Raychaudhuri Kumarkrishna, Rangu Rohita, Ma Alison, Alvinez Neriah, Tran Andy D, Pallikkuth Sandeep, McIntire Katherine M, Garvey Joseph A, Yi Jason, Samelson Lawrence E
Laboratory of Cellular and Molecular Biology, Center for Cancer Research, National Cancer Institute, National Institutes of Health, Bethesda, MD, United States.
Urologic Oncology Branch, Center for Cancer Research, National Cancer Institute, National Institutes of Health, Bethesda, MD, United States.
Front Immunol. 2024 Dec 24;15:1503018. doi: 10.3389/fimmu.2024.1503018. eCollection 2024.
T cell activation requires T cell receptor (TCR) engagement by its specific ligand. This interaction initiates a series of proximal events including tyrosine phosphorylation of the CD3 and TCRζ chains, recruitment, and activation of the protein tyrosine kinases Lck and ZAP70, followed by recruitment of adapter and signaling proteins. CD28 co-stimulation is also required to generate a functional immune response. Currently we lack a full understanding of the molecular mechanism of CD28 activation.

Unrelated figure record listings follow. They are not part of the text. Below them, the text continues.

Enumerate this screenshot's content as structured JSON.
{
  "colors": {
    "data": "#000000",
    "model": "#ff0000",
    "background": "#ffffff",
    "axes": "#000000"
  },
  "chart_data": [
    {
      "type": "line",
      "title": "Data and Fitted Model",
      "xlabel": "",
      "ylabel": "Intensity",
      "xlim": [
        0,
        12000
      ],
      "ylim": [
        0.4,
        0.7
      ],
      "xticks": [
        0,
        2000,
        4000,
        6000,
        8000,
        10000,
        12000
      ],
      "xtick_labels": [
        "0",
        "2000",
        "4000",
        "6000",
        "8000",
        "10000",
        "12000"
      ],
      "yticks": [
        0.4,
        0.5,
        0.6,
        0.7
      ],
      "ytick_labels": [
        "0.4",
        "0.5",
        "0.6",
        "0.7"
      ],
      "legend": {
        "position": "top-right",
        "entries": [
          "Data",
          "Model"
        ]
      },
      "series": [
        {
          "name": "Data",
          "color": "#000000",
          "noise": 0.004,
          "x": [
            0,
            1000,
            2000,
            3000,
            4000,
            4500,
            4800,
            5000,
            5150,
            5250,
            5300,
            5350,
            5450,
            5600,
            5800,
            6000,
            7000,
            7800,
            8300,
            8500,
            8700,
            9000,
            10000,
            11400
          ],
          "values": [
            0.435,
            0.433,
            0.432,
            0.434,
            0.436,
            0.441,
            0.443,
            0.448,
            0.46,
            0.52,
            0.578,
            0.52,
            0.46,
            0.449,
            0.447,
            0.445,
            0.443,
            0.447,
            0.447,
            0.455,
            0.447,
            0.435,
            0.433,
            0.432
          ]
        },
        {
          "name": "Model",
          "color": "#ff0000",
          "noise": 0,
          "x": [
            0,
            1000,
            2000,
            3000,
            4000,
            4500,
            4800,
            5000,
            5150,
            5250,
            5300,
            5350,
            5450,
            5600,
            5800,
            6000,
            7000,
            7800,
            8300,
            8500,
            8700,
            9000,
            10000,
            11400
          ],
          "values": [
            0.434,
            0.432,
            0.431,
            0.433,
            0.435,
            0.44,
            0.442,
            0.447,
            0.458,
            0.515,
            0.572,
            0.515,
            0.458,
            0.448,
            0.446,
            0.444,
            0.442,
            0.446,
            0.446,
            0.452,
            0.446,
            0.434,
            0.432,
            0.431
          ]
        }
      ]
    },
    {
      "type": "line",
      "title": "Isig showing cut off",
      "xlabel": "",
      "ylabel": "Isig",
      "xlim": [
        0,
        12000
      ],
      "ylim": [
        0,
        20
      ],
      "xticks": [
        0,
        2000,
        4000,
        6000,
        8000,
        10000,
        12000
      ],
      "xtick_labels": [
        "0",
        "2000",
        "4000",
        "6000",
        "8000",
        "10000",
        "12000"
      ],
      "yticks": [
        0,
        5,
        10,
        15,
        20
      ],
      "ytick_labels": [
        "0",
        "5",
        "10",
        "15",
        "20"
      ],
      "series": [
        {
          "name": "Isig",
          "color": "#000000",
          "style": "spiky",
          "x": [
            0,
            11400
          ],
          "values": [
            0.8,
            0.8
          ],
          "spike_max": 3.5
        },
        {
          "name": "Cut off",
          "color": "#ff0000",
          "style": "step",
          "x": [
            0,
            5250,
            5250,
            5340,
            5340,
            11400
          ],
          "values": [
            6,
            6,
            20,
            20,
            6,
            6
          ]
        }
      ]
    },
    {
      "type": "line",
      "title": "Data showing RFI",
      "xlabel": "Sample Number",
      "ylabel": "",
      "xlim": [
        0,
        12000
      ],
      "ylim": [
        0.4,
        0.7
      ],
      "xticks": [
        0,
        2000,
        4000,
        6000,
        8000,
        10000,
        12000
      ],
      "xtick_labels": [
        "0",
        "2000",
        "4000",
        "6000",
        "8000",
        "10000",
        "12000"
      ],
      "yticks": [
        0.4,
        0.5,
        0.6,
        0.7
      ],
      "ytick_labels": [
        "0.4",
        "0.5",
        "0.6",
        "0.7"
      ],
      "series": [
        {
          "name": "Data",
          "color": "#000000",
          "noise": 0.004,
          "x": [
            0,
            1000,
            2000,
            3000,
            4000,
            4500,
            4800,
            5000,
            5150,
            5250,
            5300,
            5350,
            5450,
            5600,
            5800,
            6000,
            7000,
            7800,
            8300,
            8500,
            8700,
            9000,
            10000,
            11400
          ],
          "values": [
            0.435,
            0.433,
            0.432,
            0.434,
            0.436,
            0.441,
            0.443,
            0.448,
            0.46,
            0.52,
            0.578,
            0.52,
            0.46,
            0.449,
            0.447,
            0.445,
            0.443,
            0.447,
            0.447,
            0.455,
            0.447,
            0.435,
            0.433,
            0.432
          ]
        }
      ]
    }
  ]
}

We employed TIRF microscopy to establish detailed spatial and kinetic relationships among these molecules in live Jurkat and murine primary T cells. We used anti-TCR (CD3) antibodies to trigger formation of TCR microclusters (MC), which are submicron-sized basic signaling units formed during T cell activation. Using this model, we aimed to delineate how the CD28 co-stimulatory signal alters the kinetics and molecular stoichiometry of TCR proximal signaling events, and how these effects could affect the immune response.
Our results show that CD28 co-stimulation specifically accelerated recruitment of ZAP70 to the TCRζ chain in MCs and increased ZAP70 activation. CD28-mediated acceleration of ZAP70 recruitment was driven by enhanced Lck recruitment to the MCs. A greater spatial separation between active and inactive species of Lck was also observed in the MCs as a consequence of CD28 co-stimulation.
These results suggest that CD28 co- stimulation may lower the TCR activation threshold by enhancing the activated form of Lck in the TCR MCs.
T细胞活化需要其特异性配体与T细胞受体(TCR)结合。这种相互作用引发了一系列近端事件,包括CD3和TCRζ链的酪氨酸磷酸化、蛋白酪氨酸激酶Lck和ZAP70的募集与激活,随后募集衔接蛋白和信号蛋白。CD28共刺激对于产生功能性免疫反应也是必需的。目前我们对CD28激活的分子机制还缺乏全面的了解。
我们采用全内反射荧光显微镜(TIRF显微镜)来确定这些分子在活的Jurkat细胞和小鼠原代T细胞中的详细空间和动力学关系。我们使用抗TCR(CD3)抗体来触发TCR微簇(MC)的形成,TCR微簇是T细胞活化过程中形成的亚微米大小的基本信号单位。利用这个模型,我们旨在描绘CD28共刺激信号如何改变TCR近端信号事件的动力学和分子化学计量,以及这些效应如何影响免疫反应。
我们的结果表明,CD28共刺激特异性地加速了ZAP70向MC中TCRζ链的募集,并增加了ZAP70的激活。CD28介导的ZAP70募集加速是由增强的Lck向MC的募集驱动的。由于CD28共刺激,在MC中还观察到Lck的活性和非活性形式之间有更大的空间分离。
这些结果表明,CD28共刺激可能通过增强TCR微簇中Lck的激活形式来降低TCR激活阈值。